もしかしたら、この親分にも裏設定があったのだろうか。原作にはガイザールなんて邪神、名前すら出てこないし。
「ギル様!」
部下達が駆け寄ってくる。
そして一斉に跪いた。
「あれほどの魔法を使いこなせる大魔法使い様だったとは知りませんでした!」
「やはり何かお考えがあって悪党のフリをしていたのですね!」
「一生ついていきます!」
こ、これはいかん。あまり担ぎ上げられると勇者と接触する羽目になるかもしれない。俺は目立ちたくないんだ。悪役でも勇者でもなく、普通でいいんだよ。

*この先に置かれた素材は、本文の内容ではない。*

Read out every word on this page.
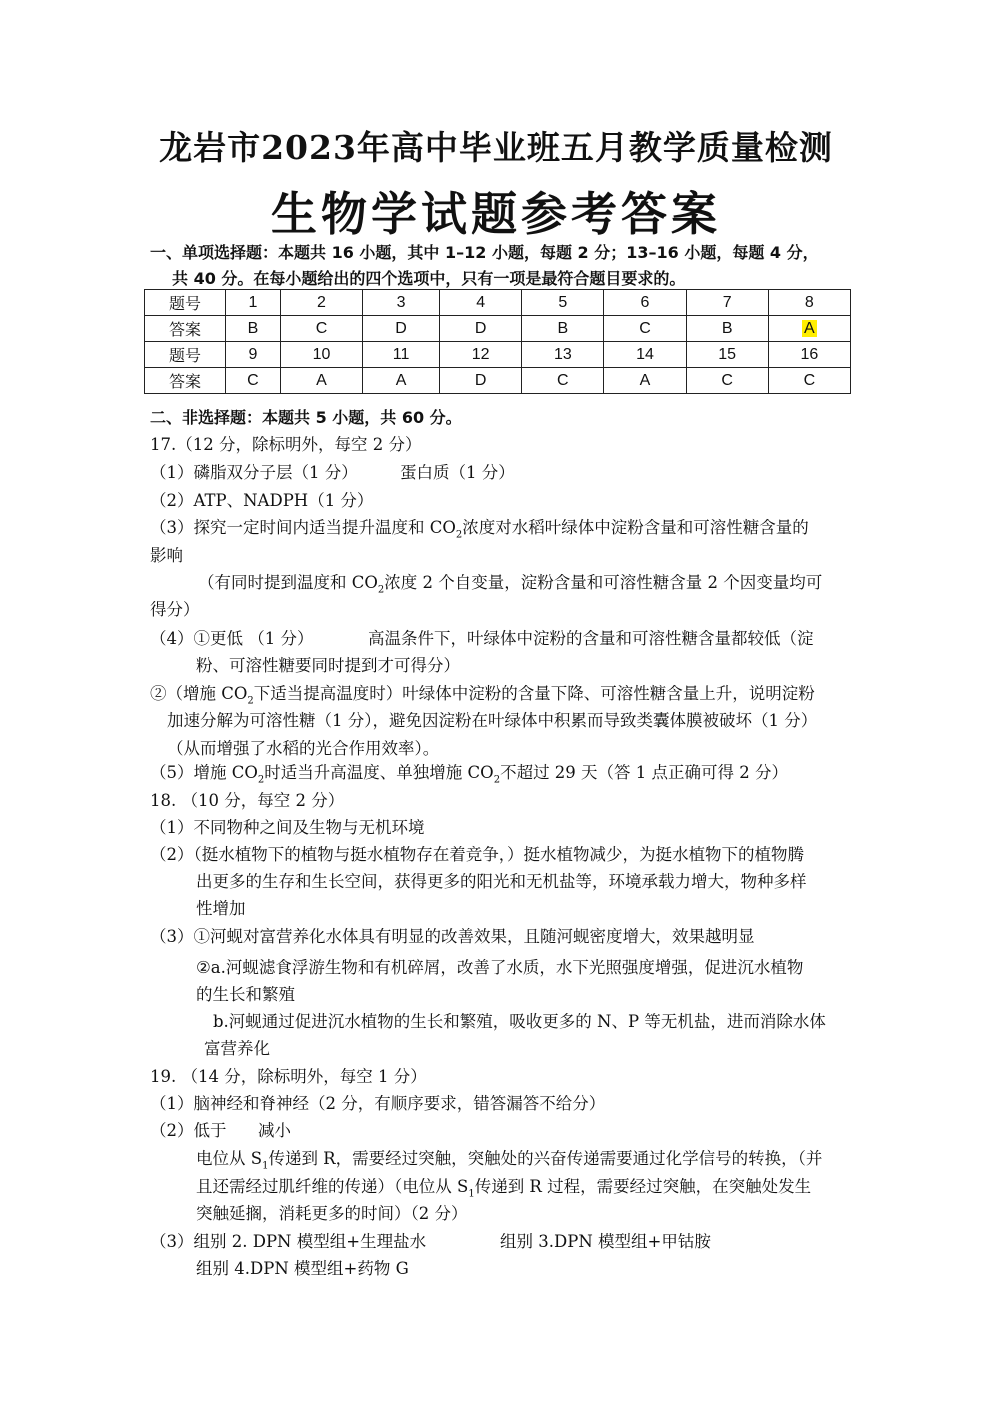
龙岩市2023年高中毕业班五月教学质量检测
生物学试题参考答案
一、单项选择题：本题共 16 小题，其中 1–12 小题，每题 2 分；13–16 小题，每题 4 分，
共 40 分。在每小题给出的四个选项中，只有一项是最符合题目要求的。
题号	1	2	3	4	5	6	7	8
答案	B	C	D	D	B	C	B	A
题号	9	10	11	12	13	14	15	16
答案	C	A	A	D	C	A	C	C
二、非选择题：本题共 5 小题，共 60 分。
17.（12 分，除标明外，每空 2 分）
（1）磷脂双分子层（1 分）	蛋白质（1 分）
（2）ATP、NADPH（1 分）
（3）探究一定时间内适当提升温度和 $CO_2$浓度对水稻叶绿体中淀粉含量和可溶性糖含量的
影响
（有同时提到温度和 $CO_2$浓度 2 个自变量，淀粉含量和可溶性糖含量 2 个因变量均可
得分）
（4）①更低 （1 分）	高温条件下，叶绿体中淀粉的含量和可溶性糖含量都较低（淀
粉、可溶性糖要同时提到才可得分）
②（增施 $CO_2$下适当提高温度时）叶绿体中淀粉的含量下降、可溶性糖含量上升，说明淀粉
加速分解为可溶性糖（1 分），避免因淀粉在叶绿体中积累而导致类囊体膜被破坏（1 分）
（从而增强了水稻的光合作用效率）。
（5）增施 $CO_2$时适当升高温度、单独增施 $CO_2$不超过 29 天（答 1 点正确可得 2 分）
18. （10 分，每空 2 分）
（1）不同物种之间及生物与无机环境
（2）（挺水植物下的植物与挺水植物存在着竞争，）挺水植物减少，为挺水植物下的植物腾
出更多的生存和生长空间，获得更多的阳光和无机盐等，环境承载力增大，物种多样
性增加
（3）①河蚬对富营养化水体具有明显的改善效果，且随河蚬密度增大，效果越明显
②a.河蚬滤食浮游生物和有机碎屑，改善了水质，水下光照强度增强，促进沉水植物
的生长和繁殖
b.河蚬通过促进沉水植物的生长和繁殖，吸收更多的 N、P 等无机盐，进而消除水体
富营养化
19. （14 分，除标明外，每空 1 分）
（1）脑神经和脊神经（2 分，有顺序要求，错答漏答不给分）
（2）低于 减小
电位从 $S_1$传递到 R，需要经过突触，突触处的兴奋传递需要通过化学信号的转换，（并
且还需经过肌纤维的传递）（电位从 $S_1$传递到 R 过程，需要经过突触，在突触处发生
突触延搁，消耗更多的时间）（2 分）
（3）组别 2. DPN 模型组+生理盐水	组别 3.DPN 模型组+甲钴胺
组别 4.DPN 模型组+药物 G
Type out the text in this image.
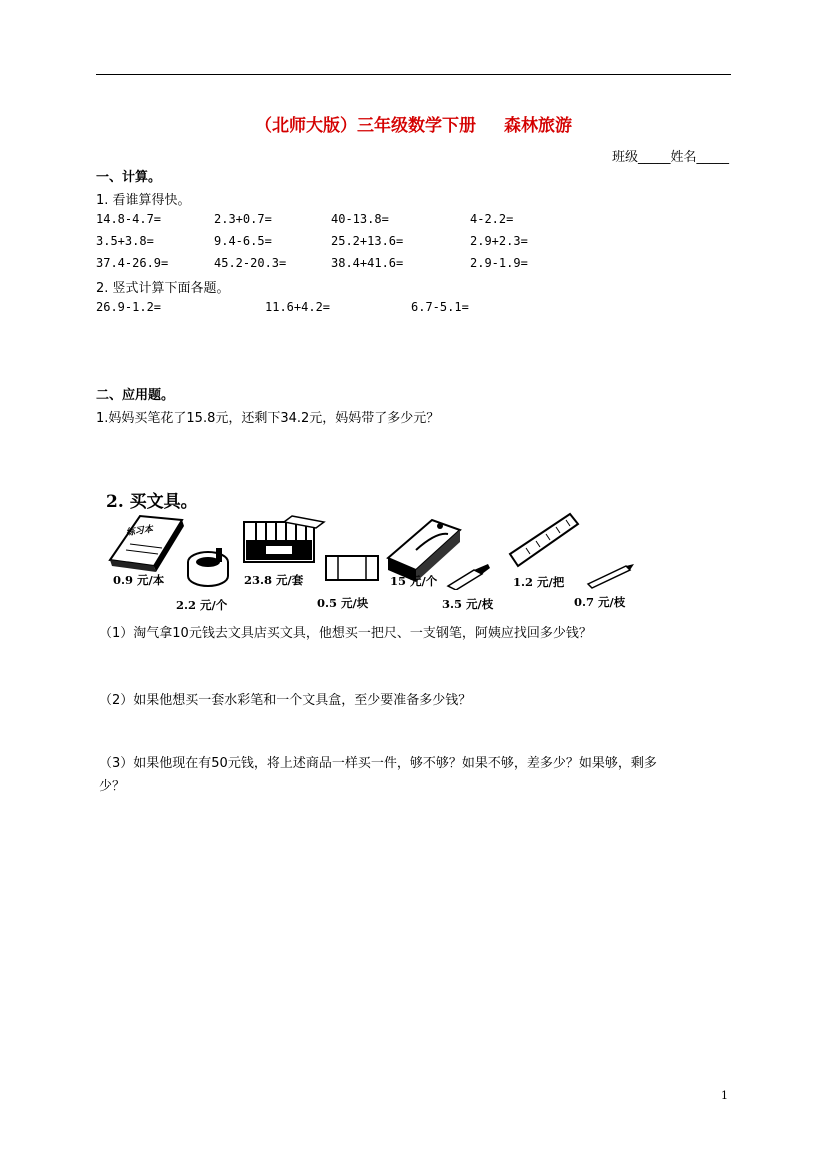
（北师大版）三年级数学下册 森林旅游
班级_____姓名_____
一、计算。
1. 看谁算得快。
14.8-4.7=	2.3+0.7=	40-13.8=	4-2.2=
3.5+3.8=	9.4-6.5=	25.2+13.6=	2.9+2.3=
37.4-26.9=	45.2-20.3=	38.4+41.6=	2.9-1.9=
2. 竖式计算下面各题。
26.9-1.2=	11.6+4.2=	6.7-5.1=
二、应用题。
1.妈妈买笔花了15.8元，还剩下34.2元，妈妈带了多少元？
2. 买文具。
练习本
0.9 元/本
2.2 元/个
23.8 元/套
0.5 元/块
15 元/个
3.5 元/枝
1.2 元/把
0.7 元/枝
（1）淘气拿10元钱去文具店买文具，他想买一把尺、一支钢笔，阿姨应找回多少钱？
（2）如果他想买一套水彩笔和一个文具盒，至少要准备多少钱？
（3）如果他现在有50元钱，将上述商品一样买一件，够不够？如果不够，差多少？如果够，剩多
少？
1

というか、やっぱりお前達もさっきの天変地異が魔法だと思ってるのか。あれはただのパンチだぞ。
「そんなに威張ることではない。さっきのは偶然だ」
俺の答えに、部下達はまた湧く。
「偶然だなんてそんな!」
「なんて謙虚なお方なんだ……」
「流石は大魔法使い様です!」
「い、いや本当に──」
俺が否定しようとしたら、ロゼリアが被せてきた。
「承知しております。なにか深遠なる理由があって正体を隠されているのですよね? ご安心ください! 私達は誰も口を割りません!」
熱く語るロゼリアに、部下達が追従する。
やばい……。傷が浅い内に否定しないと。
そう思った俺は、ごくりと唾を飲み込んで、言った。
「わ、分かればいい。内密に頼むぞ」
また嘘をついてしまった。
部下達のキラキラした瞳に負けたのだ。
彼らの期待の眼差しを否定することは、俺にはできなかった。
あと、褒められてちょっとだけ気持ちよかった。
しかし……これでもう後戻りできなくなったかもしれない。ひょっとして、勇者に殺されるシナリオに突き進む可能性が高くなったんじゃないか?
俺は少しの不安と罪悪感を抱えながら、街へと帰還した。